Monday, January 09, 2006

ecclesiocentricity another name for ecclesiolatry

And speaking of nutty views of church authority, check out this blog by a PCA pastor in the Peoria area. Note the lack of scholarship and exegesis. As an astute young man pointed out to me recently, it is all this guy's opinion because you cannot find any Scripture to back up what he is saying. And note that there is no place for comments, which is not surprising given the overall message that truth begins and ends with this man himself. Can anyone take this stuff seriously, I ask you.

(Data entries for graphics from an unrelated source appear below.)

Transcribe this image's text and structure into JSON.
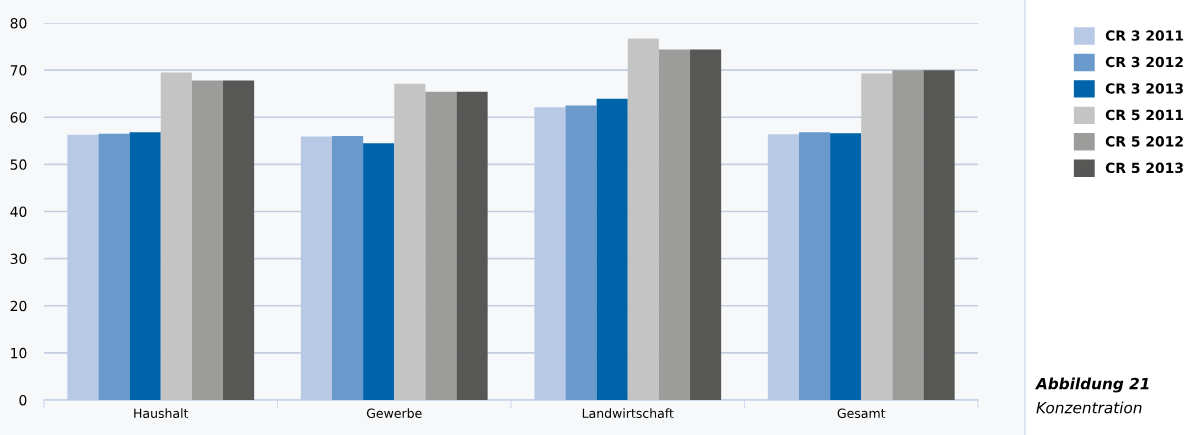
{
  "chart_data": {
    "type": "bar",
    "categories": [
      "Haushalt",
      "Gewerbe",
      "Landwirtschaft",
      "Gesamt"
    ],
    "series": [
      {
        "name": "CR 3 2011",
        "color": "#b8c9e6",
        "values": [
          56.3,
          55.9,
          62.1,
          56.4
        ]
      },
      {
        "name": "CR 3 2012",
        "color": "#6a99cc",
        "values": [
          56.5,
          56.0,
          62.5,
          56.8
        ]
      },
      {
        "name": "CR 3 2013",
        "color": "#0064aa",
        "values": [
          56.8,
          54.5,
          63.9,
          56.6
        ]
      },
      {
        "name": "CR 5 2011",
        "color": "#c4c4c4",
        "values": [
          69.5,
          67.1,
          76.7,
          69.3
        ]
      },
      {
        "name": "CR 5 2012",
        "color": "#9c9c9b",
        "values": [
          67.8,
          65.4,
          74.4,
          70.0
        ]
      },
      {
        "name": "CR 5 2013",
        "color": "#575756",
        "values": [
          67.8,
          65.4,
          74.4,
          70.0
        ]
      }
    ],
    "ylim": [
      0,
      80
    ],
    "yticks": [
      0,
      10,
      20,
      30,
      40,
      50,
      60,
      70,
      80
    ],
    "grid": "y",
    "legend": "right",
    "annotations": [
      "Abbildung 21",
      "Konzentration"
    ]
  }
}
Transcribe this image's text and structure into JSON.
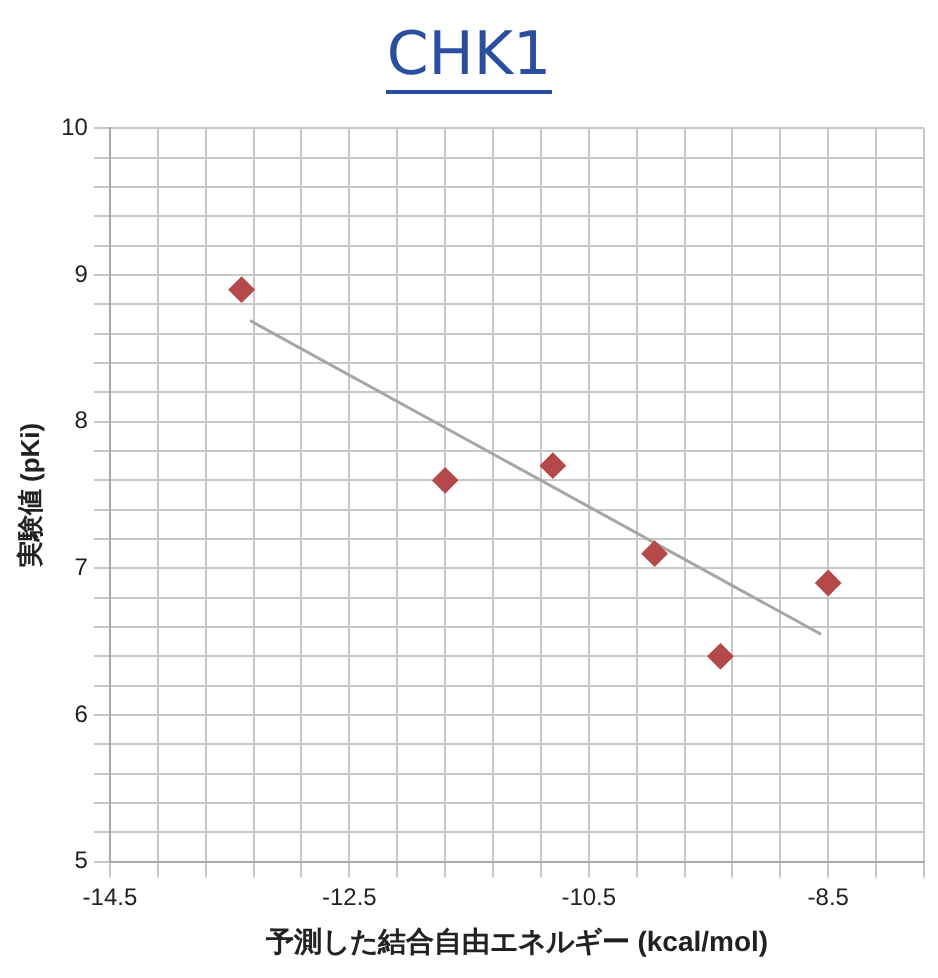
{
  "chart_data": {
    "type": "scatter",
    "title": "CHK1",
    "xlabel": "予測した結合自由エネルギー (kcal/mol)",
    "ylabel": "実験値 (pKi)",
    "x": [
      -13.4,
      -11.7,
      -10.8,
      -9.95,
      -9.4,
      -8.5
    ],
    "series": [
      {
        "type": "scatter",
        "color": "#b5484a",
        "marker": "diamond",
        "values": [
          8.9,
          7.6,
          7.7,
          7.1,
          6.4,
          6.9
        ]
      },
      {
        "type": "line",
        "color": "#a6a6a6",
        "marker": "none",
        "x": [
          -13.33,
          -8.56
        ],
        "values": [
          8.69,
          6.55
        ]
      }
    ],
    "xlim": [
      -14.5,
      -7.7
    ],
    "xticks": [
      -14.5,
      {
        "value": -14.1,
        "label": null
      },
      {
        "value": -13.7,
        "label": null
      },
      {
        "value": -13.3,
        "label": null
      },
      {
        "value": -12.9,
        "label": null
      },
      -12.5,
      {
        "value": -12.1,
        "label": null
      },
      {
        "value": -11.7,
        "label": null
      },
      {
        "value": -11.3,
        "label": null
      },
      {
        "value": -10.9,
        "label": null
      },
      -10.5,
      {
        "value": -10.1,
        "label": null
      },
      {
        "value": -9.7,
        "label": null
      },
      {
        "value": -9.3,
        "label": null
      },
      {
        "value": -8.9,
        "label": null
      },
      -8.5,
      {
        "value": -8.1,
        "label": null
      },
      {
        "value": -7.7,
        "label": null
      }
    ],
    "ylim": [
      5,
      10
    ],
    "yticks": [
      5,
      {
        "value": 5.2,
        "label": null
      },
      {
        "value": 5.4,
        "label": null
      },
      {
        "value": 5.6,
        "label": null
      },
      {
        "value": 5.8,
        "label": null
      },
      6,
      {
        "value": 6.2,
        "label": null
      },
      {
        "value": 6.4,
        "label": null
      },
      {
        "value": 6.6,
        "label": null
      },
      {
        "value": 6.8,
        "label": null
      },
      7,
      {
        "value": 7.2,
        "label": null
      },
      {
        "value": 7.4,
        "label": null
      },
      {
        "value": 7.6,
        "label": null
      },
      {
        "value": 7.8,
        "label": null
      },
      8,
      {
        "value": 8.2,
        "label": null
      },
      {
        "value": 8.4,
        "label": null
      },
      {
        "value": 8.6,
        "label": null
      },
      {
        "value": 8.8,
        "label": null
      },
      9,
      {
        "value": 9.2,
        "label": null
      },
      {
        "value": 9.4,
        "label": null
      },
      {
        "value": 9.6,
        "label": null
      },
      {
        "value": 9.8,
        "label": null
      },
      10
    ],
    "grid": true,
    "legend": false
  }
}
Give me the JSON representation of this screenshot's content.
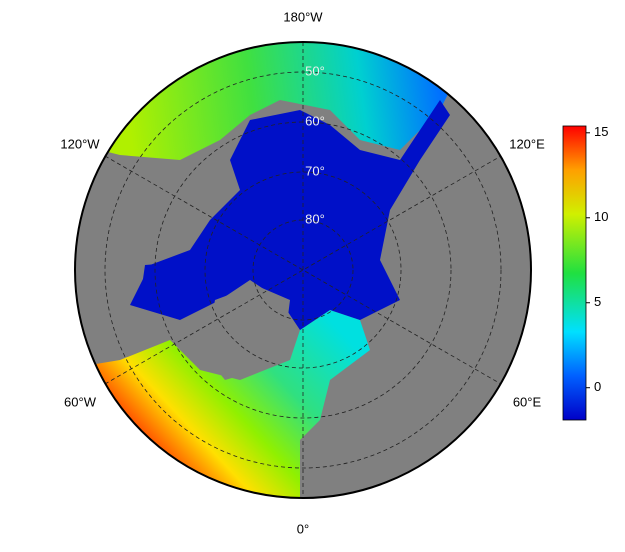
{
  "map": {
    "longitude_labels": [
      "180°W",
      "120°W",
      "120°E",
      "60°W",
      "60°E",
      "0°"
    ],
    "latitude_labels": [
      "50°",
      "60°",
      "70°",
      "80°"
    ],
    "colorbar": {
      "range": [
        -1.9,
        15.4
      ],
      "ticks": [
        0,
        5,
        10,
        15
      ]
    }
  }
}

In an interesting related article, Andrew Sandlin had this to say regarding "ecclesiocentricty":

"One of the most injurious errors in the history of Christianity is when the church is identified with the Kingdom of God. Jesus said very little about the church and very much about the Kingdom, and He did not equate the two. Nobody else in the Bible did, either. This is just a fiction dreamed up early in the Western church in the attempt to conform it to the structures of the collapsing hierarchical Roman Empire by which it was surrounded, and this view was later passed on to the Protestants (and even in the Westminster Confession). The church is a local assembly of Christians, but the kingdom is the rule of God by Jesus in the world, wherever that may be (1 Cor. 15:23-28). This means that Christian schools and businesses and politics and music and pro-life and family and campus and cultural ministries and so on are (or should be) within the Kingdom of God, even though they are not the church. The church should not try to monopolize these aspects of the kingdom. Sometimes I hear well-meaning Christians say, “All ‘para-church’ ministries are anti-Biblical.” They have yet to find a Bible verse for this assertion. They believe that if the church isn’t doing it, it shouldn’t be done. The problem with this is that God’s plan in the earth is bigger than the church, which is to be sure a vital part of it. The family is a basic ministry in God’s plan. It should be a part of the church, but it is not the church. It has its own calling separate from the church (Gen. 1:26-28). The same is true of the state (Rom. 13:1-7). It is not a part of the church, though it is God’s minister and subject to His authority. The state should be a part of the Kingdom of God in Jesus, yet it is not the church. “Ecclesiocentricity” (church-centeredness) subverts the Lordship of Christ by arrogating to itself tasks and institutions beyond its purview. So, the church is not the Kingdom."

3 Comments:

At 10:16 AM, Anonymous Anonymous said...

Ecclesiocentricity blocks the focus on God.
The church takes God's place.
The PCA pastor in his blog ridicules the Bible as the highest and final authority by mocking people using their Bibles to review the church.
He could admit eccesiocentricity is a Roman Catholic view.
He should quit pretending to be Reformed !
I'm confused at his citing the Puritans. Anyone that knows any history is keenly aware that the Puritans rebelled with their lives against ecclesiocentricity!
This "revisionist" pastor's blog distorts history.

 
At 12:48 AM, Anonymous Anonymous said...

The nutty blog you linked to is now restricted access...what's this guy trying to hide?

 
At 11:57 AM, Blogger Unknown said...

I no longer post on this blog and your comments came via e-mail. Please send me a real e-mail with a valid e-mail address and identify yourself!